Another Astros minor leaguer that Adcock is known to hang out with in the offseason is Hooks OF Carmen Benedetti. Both Adcock and Benedetti were drafted by the Astros in 2016 as teammates from the University of Michigan squad and they had the opportunity to catch a couple of World Series games together last fall. Adcock said, "It was a lot of fun. Actually, Carmen came over for a couple of games and we watched it. Definitely a lot more fun being a part of the organization that's in it. You get a little bit more hyped about it. We had a good time with that. We got to enjoy it. It was crazy watching it on TV. I can't imagine being there." Benedetti would also be the Astros minor leaguer that Adcock would least like to face in the batter's box because "if he gets a hit off me, he would never let me live it down. Ever."
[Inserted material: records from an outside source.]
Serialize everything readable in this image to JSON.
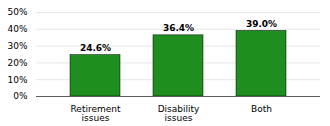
{
  "chart_data": {
    "type": "bar",
    "categories": [
      "Retirement\nissues",
      "Disability\nissues",
      "Both"
    ],
    "values": [
      24.6,
      36.4,
      39.0
    ],
    "value_labels": [
      "24.6%",
      "36.4%",
      "39.0%"
    ],
    "data_labels": true,
    "color": "#1e8f1e",
    "ylim": [
      0,
      50
    ],
    "yticks": [
      {
        "value": 0,
        "label": "0%"
      },
      {
        "value": 10,
        "label": "10%"
      },
      {
        "value": 20,
        "label": "20%"
      },
      {
        "value": 30,
        "label": "30%"
      },
      {
        "value": 40,
        "label": "40%"
      },
      {
        "value": 50,
        "label": "50%"
      }
    ],
    "grid": true
  }
}
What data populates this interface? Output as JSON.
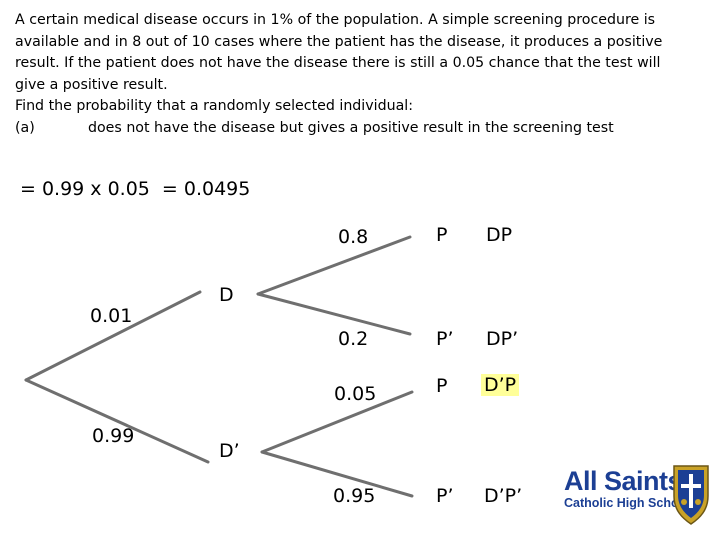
{
  "problem": {
    "line1": "A certain medical disease occurs in 1% of the population. A simple screening procedure is",
    "line2": "available and in 8 out of 10 cases where the patient has the disease, it produces a positive",
    "line3": "result. If the patient does not have the disease there is still a 0.05 chance that the test will",
    "line4": "give a positive result.",
    "line5": "Find the probability that a randomly selected individual:",
    "part_label": "(a)",
    "part_text": "does not have the disease but gives a positive result in the screening test"
  },
  "answer": {
    "lhs": "= 0.99 x 0.05",
    "result": "= 0.0495"
  },
  "tree": {
    "first_branches": {
      "prob_disease": "0.01",
      "prob_no_disease": "0.99",
      "node_disease": "D",
      "node_no_disease": "D’"
    },
    "given_disease": {
      "prob_positive": "0.8",
      "prob_negative": "0.2",
      "outcome_positive": "P",
      "outcome_negative": "P’",
      "joint_positive": "DP",
      "joint_negative": "DP’"
    },
    "given_no_disease": {
      "prob_positive": "0.05",
      "prob_negative": "0.95",
      "outcome_positive": "P",
      "outcome_negative": "P’",
      "joint_positive": "D’P",
      "joint_negative": "D’P’"
    }
  },
  "highlight_color": "#ffff99",
  "logo": {
    "name": "All Saints",
    "subtitle": "Catholic High School",
    "brand_color": "#1c3f94",
    "crest_icon": "school-crest-icon"
  }
}
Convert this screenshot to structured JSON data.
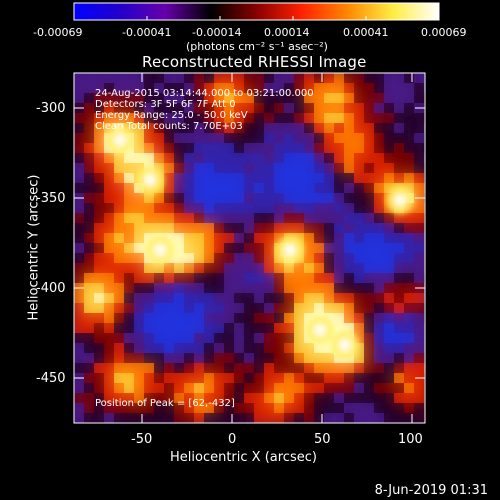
{
  "colorbar": {
    "ticks": [
      "-0.00069",
      "-0.00041",
      "-0.00014",
      "0.00014",
      "0.00041",
      "0.00069"
    ],
    "units": "(photons cm⁻² s⁻¹ asec⁻²)",
    "stops": [
      "#0000ff",
      "#2200cc",
      "#6600aa",
      "#000000",
      "#880000",
      "#ff2200",
      "#ff8800",
      "#ffee44",
      "#ffffff"
    ]
  },
  "image": {
    "title": "Reconstructed RHESSI Image",
    "annotations": [
      "24-Aug-2015 03:14:44.000 to 03:21:00.000",
      "Detectors: 3F 5F 6F 7F  Att 0",
      "Energy Range: 25.0 - 50.0 keV",
      "Clean     Total counts: 7.70E+03"
    ],
    "peak_label": "Position of Peak = [62,-432]"
  },
  "axes": {
    "xlabel": "Heliocentric X (arcsec)",
    "ylabel": "Heliocentric Y (arcsec)",
    "xticks": [
      "-50",
      "0",
      "50",
      "100"
    ],
    "yticks": [
      "-300",
      "-350",
      "-400",
      "-450"
    ]
  },
  "footer": {
    "timestamp": "8-Jun-2019 01:31"
  }
}
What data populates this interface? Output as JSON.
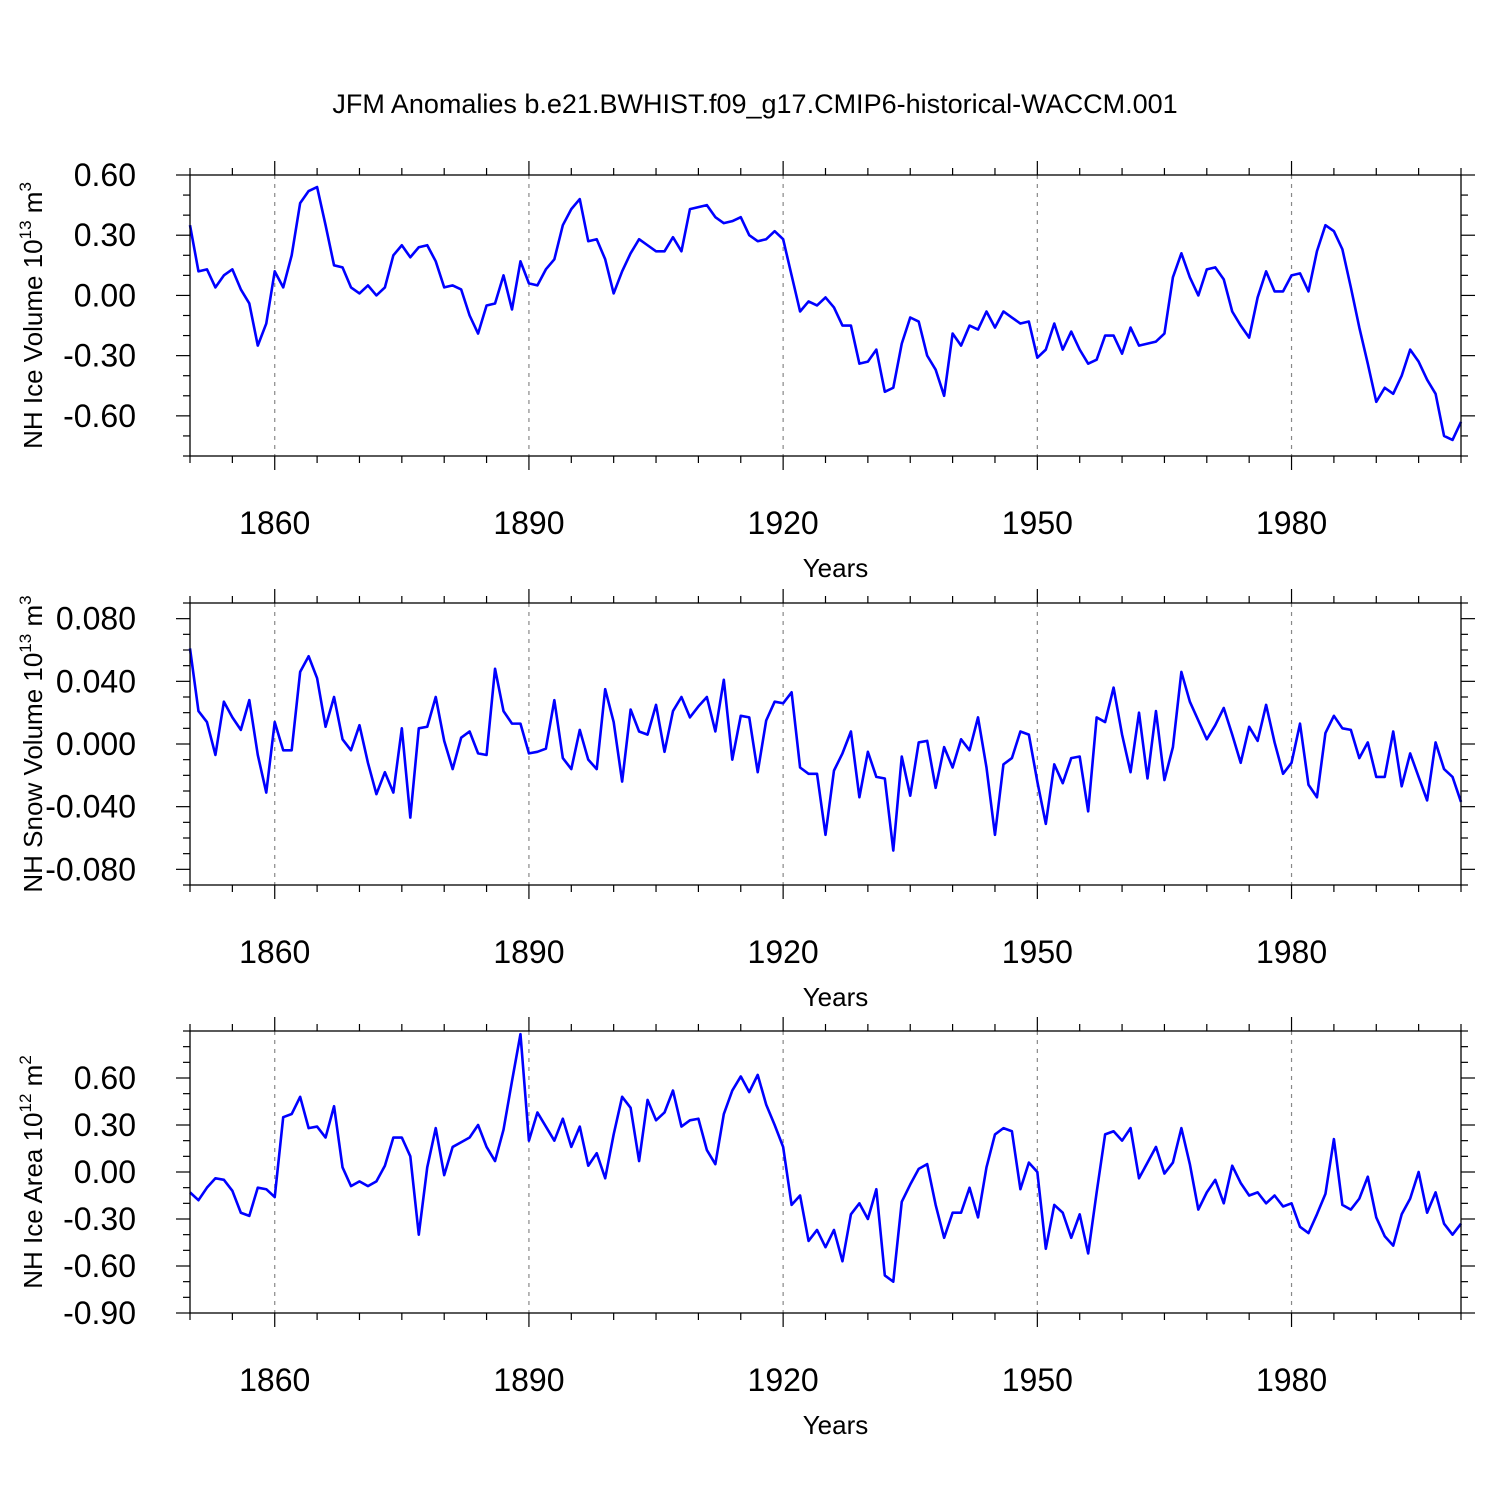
{
  "chart_data": [
    {
      "type": "line",
      "title": "JFM Anomalies b.e21.BWHIST.f09_g17.CMIP6-historical-WACCM.001",
      "xlabel": "Years",
      "ylabel": {
        "prefix": "NH Ice Volume 10",
        "exp": "13",
        "unit": " m",
        "unit_exp": "3"
      },
      "xlim": [
        1850,
        2000
      ],
      "ylim": [
        -0.8,
        0.6
      ],
      "yticks": [
        0.6,
        0.3,
        0.0,
        -0.3,
        -0.6
      ],
      "ytick_labels": [
        "0.60",
        "0.30",
        "0.00",
        "-0.30",
        "-0.60"
      ],
      "yminor_step": 0.1,
      "xticks": [
        1860,
        1890,
        1920,
        1950,
        1980
      ],
      "xtick_labels": [
        "1860",
        "1890",
        "1920",
        "1950",
        "1980"
      ],
      "xminor_step": 5,
      "grid_x": true,
      "color": "#0000ff",
      "x_start": 1850,
      "values": [
        0.35,
        0.12,
        0.13,
        0.04,
        0.1,
        0.13,
        0.03,
        -0.04,
        -0.25,
        -0.14,
        0.12,
        0.04,
        0.2,
        0.46,
        0.52,
        0.54,
        0.35,
        0.15,
        0.14,
        0.04,
        0.01,
        0.05,
        0.0,
        0.04,
        0.2,
        0.25,
        0.19,
        0.24,
        0.25,
        0.17,
        0.04,
        0.05,
        0.03,
        -0.1,
        -0.19,
        -0.05,
        -0.04,
        0.1,
        -0.07,
        0.17,
        0.06,
        0.05,
        0.13,
        0.18,
        0.35,
        0.43,
        0.48,
        0.27,
        0.28,
        0.18,
        0.01,
        0.12,
        0.21,
        0.28,
        0.25,
        0.22,
        0.22,
        0.29,
        0.22,
        0.43,
        0.44,
        0.45,
        0.39,
        0.36,
        0.37,
        0.39,
        0.3,
        0.27,
        0.28,
        0.32,
        0.28,
        0.1,
        -0.08,
        -0.03,
        -0.05,
        -0.01,
        -0.06,
        -0.15,
        -0.15,
        -0.34,
        -0.33,
        -0.27,
        -0.48,
        -0.46,
        -0.24,
        -0.11,
        -0.13,
        -0.3,
        -0.37,
        -0.5,
        -0.19,
        -0.25,
        -0.15,
        -0.17,
        -0.08,
        -0.16,
        -0.08,
        -0.11,
        -0.14,
        -0.13,
        -0.31,
        -0.27,
        -0.14,
        -0.27,
        -0.18,
        -0.27,
        -0.34,
        -0.32,
        -0.2,
        -0.2,
        -0.29,
        -0.16,
        -0.25,
        -0.24,
        -0.23,
        -0.19,
        0.09,
        0.21,
        0.09,
        0.0,
        0.13,
        0.14,
        0.08,
        -0.08,
        -0.15,
        -0.21,
        -0.01,
        0.12,
        0.02,
        0.02,
        0.1,
        0.11,
        0.02,
        0.22,
        0.35,
        0.32,
        0.23,
        0.04,
        -0.16,
        -0.34,
        -0.53,
        -0.46,
        -0.49,
        -0.4,
        -0.27,
        -0.33,
        -0.42,
        -0.49,
        -0.7,
        -0.72,
        -0.63
      ]
    },
    {
      "type": "line",
      "title": "",
      "xlabel": "Years",
      "ylabel": {
        "prefix": "NH Snow Volume 10",
        "exp": "13",
        "unit": " m",
        "unit_exp": "3"
      },
      "xlim": [
        1850,
        2000
      ],
      "ylim": [
        -0.09,
        0.09
      ],
      "yticks": [
        0.08,
        0.04,
        0.0,
        -0.04,
        -0.08
      ],
      "ytick_labels": [
        "0.080",
        "0.040",
        "0.000",
        "-0.040",
        "-0.080"
      ],
      "yminor_step": 0.01,
      "xticks": [
        1860,
        1890,
        1920,
        1950,
        1980
      ],
      "xtick_labels": [
        "1860",
        "1890",
        "1920",
        "1950",
        "1980"
      ],
      "xminor_step": 5,
      "grid_x": true,
      "color": "#0000ff",
      "x_start": 1850,
      "values": [
        0.061,
        0.021,
        0.014,
        -0.007,
        0.027,
        0.017,
        0.009,
        0.028,
        -0.007,
        -0.031,
        0.014,
        -0.004,
        -0.004,
        0.046,
        0.056,
        0.042,
        0.011,
        0.03,
        0.003,
        -0.004,
        0.012,
        -0.012,
        -0.032,
        -0.018,
        -0.031,
        0.01,
        -0.047,
        0.01,
        0.011,
        0.03,
        0.002,
        -0.016,
        0.004,
        0.008,
        -0.006,
        -0.007,
        0.048,
        0.021,
        0.013,
        0.013,
        -0.006,
        -0.005,
        -0.003,
        0.028,
        -0.009,
        -0.016,
        0.009,
        -0.01,
        -0.016,
        0.035,
        0.014,
        -0.024,
        0.022,
        0.008,
        0.006,
        0.025,
        -0.005,
        0.021,
        0.03,
        0.017,
        0.024,
        0.03,
        0.008,
        0.041,
        -0.01,
        0.018,
        0.017,
        -0.018,
        0.015,
        0.027,
        0.026,
        0.033,
        -0.015,
        -0.019,
        -0.019,
        -0.058,
        -0.017,
        -0.006,
        0.008,
        -0.034,
        -0.005,
        -0.021,
        -0.022,
        -0.068,
        -0.008,
        -0.033,
        0.001,
        0.002,
        -0.028,
        -0.002,
        -0.015,
        0.003,
        -0.004,
        0.017,
        -0.015,
        -0.058,
        -0.013,
        -0.009,
        0.008,
        0.006,
        -0.024,
        -0.051,
        -0.013,
        -0.025,
        -0.009,
        -0.008,
        -0.043,
        0.017,
        0.014,
        0.036,
        0.006,
        -0.018,
        0.02,
        -0.022,
        0.021,
        -0.023,
        -0.002,
        0.046,
        0.027,
        0.015,
        0.003,
        0.012,
        0.023,
        0.006,
        -0.012,
        0.011,
        0.002,
        0.025,
        0.001,
        -0.019,
        -0.012,
        0.013,
        -0.026,
        -0.034,
        0.007,
        0.018,
        0.01,
        0.009,
        -0.009,
        0.001,
        -0.021,
        -0.021,
        0.008,
        -0.027,
        -0.006,
        -0.021,
        -0.036,
        0.001,
        -0.016,
        -0.021,
        -0.037
      ]
    },
    {
      "type": "line",
      "title": "",
      "xlabel": "Years",
      "ylabel": {
        "prefix": "NH Ice Area 10",
        "exp": "12",
        "unit": " m",
        "unit_exp": "2"
      },
      "xlim": [
        1850,
        2000
      ],
      "ylim": [
        -0.9,
        0.9
      ],
      "yticks": [
        0.6,
        0.3,
        0.0,
        -0.3,
        -0.6,
        -0.9
      ],
      "ytick_labels": [
        "0.60",
        "0.30",
        "0.00",
        "-0.30",
        "-0.60",
        "-0.90"
      ],
      "yminor_step": 0.1,
      "xticks": [
        1860,
        1890,
        1920,
        1950,
        1980
      ],
      "xtick_labels": [
        "1860",
        "1890",
        "1920",
        "1950",
        "1980"
      ],
      "xminor_step": 5,
      "grid_x": true,
      "color": "#0000ff",
      "x_start": 1850,
      "values": [
        -0.13,
        -0.18,
        -0.1,
        -0.04,
        -0.05,
        -0.12,
        -0.26,
        -0.28,
        -0.1,
        -0.11,
        -0.16,
        0.35,
        0.37,
        0.48,
        0.28,
        0.29,
        0.22,
        0.42,
        0.03,
        -0.09,
        -0.06,
        -0.09,
        -0.06,
        0.04,
        0.22,
        0.22,
        0.1,
        -0.4,
        0.03,
        0.28,
        -0.02,
        0.16,
        0.19,
        0.22,
        0.3,
        0.16,
        0.07,
        0.27,
        0.58,
        0.88,
        0.2,
        0.38,
        0.29,
        0.2,
        0.34,
        0.16,
        0.29,
        0.04,
        0.12,
        -0.04,
        0.24,
        0.48,
        0.41,
        0.07,
        0.46,
        0.33,
        0.38,
        0.52,
        0.29,
        0.33,
        0.34,
        0.14,
        0.05,
        0.37,
        0.52,
        0.61,
        0.51,
        0.62,
        0.43,
        0.3,
        0.16,
        -0.21,
        -0.15,
        -0.44,
        -0.37,
        -0.48,
        -0.37,
        -0.57,
        -0.27,
        -0.2,
        -0.3,
        -0.11,
        -0.66,
        -0.7,
        -0.19,
        -0.08,
        0.02,
        0.05,
        -0.21,
        -0.42,
        -0.26,
        -0.26,
        -0.1,
        -0.29,
        0.03,
        0.24,
        0.28,
        0.26,
        -0.11,
        0.06,
        0.0,
        -0.49,
        -0.21,
        -0.26,
        -0.42,
        -0.27,
        -0.52,
        -0.13,
        0.24,
        0.26,
        0.2,
        0.28,
        -0.04,
        0.06,
        0.16,
        -0.01,
        0.06,
        0.28,
        0.05,
        -0.24,
        -0.13,
        -0.05,
        -0.2,
        0.04,
        -0.07,
        -0.15,
        -0.13,
        -0.2,
        -0.15,
        -0.22,
        -0.2,
        -0.35,
        -0.39,
        -0.27,
        -0.14,
        0.21,
        -0.21,
        -0.24,
        -0.17,
        -0.03,
        -0.29,
        -0.41,
        -0.47,
        -0.27,
        -0.17,
        0.0,
        -0.26,
        -0.13,
        -0.33,
        -0.4,
        -0.33
      ]
    }
  ]
}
That brief conversation with Adcock left me with a few blanks that Drew French, the Buies Creek pitching coach, was kind enough to fill for me. French said of Adcock, "His first short season got cut a little bit by the knee injury and he spent some time at Quad Cities and here last year. I think being here again to start this year, he's got a little more comfort with the league, how hitters react and how things happen because obviously it's still a jump even though it's not quite the AA jump, but it's still a jump. But his delivery is the one thing. His mechanics and his delivery are the things that have caused him to have failures as well as have successes. It's a lot of feel based stuff and when he puts in the work and he takes that work to the game, usually you can see it in the results because he throws a ton of strikes and his stuff is pretty good and so if it plays inside the strike zone, then he's going to have a lot of success. Whereas walks have kind of been his bugaboo and he's able to cut some of that stuff down early on in the year so we're really really excited on the path that he's on."

French continued, "I think we had an even better plan for him in Spring Training this year so we were able to alleviate some of (the command issues) out of the gates instead of getting here and it being kind of rocky, having to kind of go back to square one. The credit goes to our whole organization for anyone who touched him during Spring Training and in the offseason to get him going in the right direction early."

And according to French, the key to Adcock's success and continued development is simple, "Finding his best delivery. Being athletic and just being able to time things up accordingly. His fastball plays really, really well with the carry and the shape that he has and that just needs to play through the zone. It needs to be something that he can challenge hitters with early in the count and be able to kind of expand the strike zone to put guys away. His changeup and his slider are still a work in progress, but he's got a curveball that's really outstanding. We feel like the slider ... and the changeup, the quality of the pitch(es) are two things other than the delivery that he needs to continue to focus on and harness as he goes in order to be able to (challenge) both right-handed and left-handed batters."

And there you have it. Short, sweet and to the point. Adcock left me with the impression of someone who is friendly, outgoing, gregarious and upbeat, someone who other players gravitate toward. He has a good sense of humor and isn't afraid to laugh at himself and take a good jab from his teammates (like Carson LaRue who was nearby and dogging Adcock through most of this interview). That's the personality part of the equation. The performance part of the equation has been equally promising in his start to the 2018 season. Through his first seven games (four starts), Adcock is 3-0 with a save, a 1.80 ERA and a 0.967 WHIP in 30 innings. The walks are still on the high side, but I have faith that the Astros game plan for him will help to smooth out that aspect of his game. Once that happens, Adcock should move quickly.

Thank you for your time, Brett, and best of luck as the season continues to unfold.